Historic Shipwreck Removed from Gowanus Canal Superfund Site
By Natalie Loney
At the bottom of the murky polluted waters of Gowanus Canal rests the remains of a World War II vessel. How did a WW II boat end up in a canal in Brooklyn, NY?
This shipwreck is all that’s left of a Miami 63-foot Aircraft Rescue Boat. The “Miami’ boats, designed by the Miami Shipbuilding Corporation, were used at sea in WWII to rescue downed pilots and air crew. The boat in the Gowanus was built in 1943 and was used by the U.S. military until about 1963.
Subsequent to its military service as a “crash boat”, the now Gowanus wreck was refurbished and converted into a ferry. Renamed the Point O’Woods V, the boat was used as a ferry service to Fire Island from 1963 until 1985. In around 1989, the boat became the Kokkomokko and was used as a houseboat in the Bronx until around 2003.
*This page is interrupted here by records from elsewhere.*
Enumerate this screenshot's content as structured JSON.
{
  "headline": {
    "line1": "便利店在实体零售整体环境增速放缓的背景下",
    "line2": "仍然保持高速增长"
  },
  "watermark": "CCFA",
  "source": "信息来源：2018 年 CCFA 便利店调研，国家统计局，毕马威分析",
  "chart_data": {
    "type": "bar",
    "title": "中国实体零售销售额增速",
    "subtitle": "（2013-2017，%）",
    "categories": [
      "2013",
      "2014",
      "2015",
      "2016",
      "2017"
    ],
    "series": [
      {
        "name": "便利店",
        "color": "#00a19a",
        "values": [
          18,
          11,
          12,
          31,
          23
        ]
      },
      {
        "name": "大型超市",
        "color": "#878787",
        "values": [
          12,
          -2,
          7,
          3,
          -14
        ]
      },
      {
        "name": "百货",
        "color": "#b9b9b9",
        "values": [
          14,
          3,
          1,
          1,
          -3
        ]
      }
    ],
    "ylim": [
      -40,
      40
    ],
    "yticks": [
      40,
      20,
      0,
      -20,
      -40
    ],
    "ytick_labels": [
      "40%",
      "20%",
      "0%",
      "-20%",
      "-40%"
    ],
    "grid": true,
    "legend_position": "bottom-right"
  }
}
After suffering ice damage, the boat was salvaged and towed to the Gowanus Canal where it became a floating arts and community services space called the Empty Vessel Project. In 2006 the boat, now renamed the Green Anchor Yacht (or more commonly the SS GAY), was used as an arts area, houseboat, and a “queer and trans-friendly space.” It’s believed that the SS GAY sank sometime in 2009.
On October 24, 2016, as part of EPA’s overall plan to clean up the Gowanus Canal, contractors began removing debris from the Gowanus Canal 4th Street turning basin. Unfortunately, the SS GAY was too far gone to be salvaged. Bits and pieces of the vessel where among the first items removed from the canal. The material recovered from the canal was sorted into recyclable and general landfill categories. Hopefully the metal parts of the SS GAY will be recycled into another use and the WW II crash boat will live on.
For more about the Gowanus Canal shipwreck, see “IDENTIFICATION AND HISTORICAL ASSESSMENT OF “TARGET 31a” 4th STREET BASIN, GOWANUS CANAL SUPERFUND SITE, BROOKLYN, NEW YORK”, William Jason Flatt, PE and Michael Audin, RPA, Archaeology & Historic Resource Services, LLC.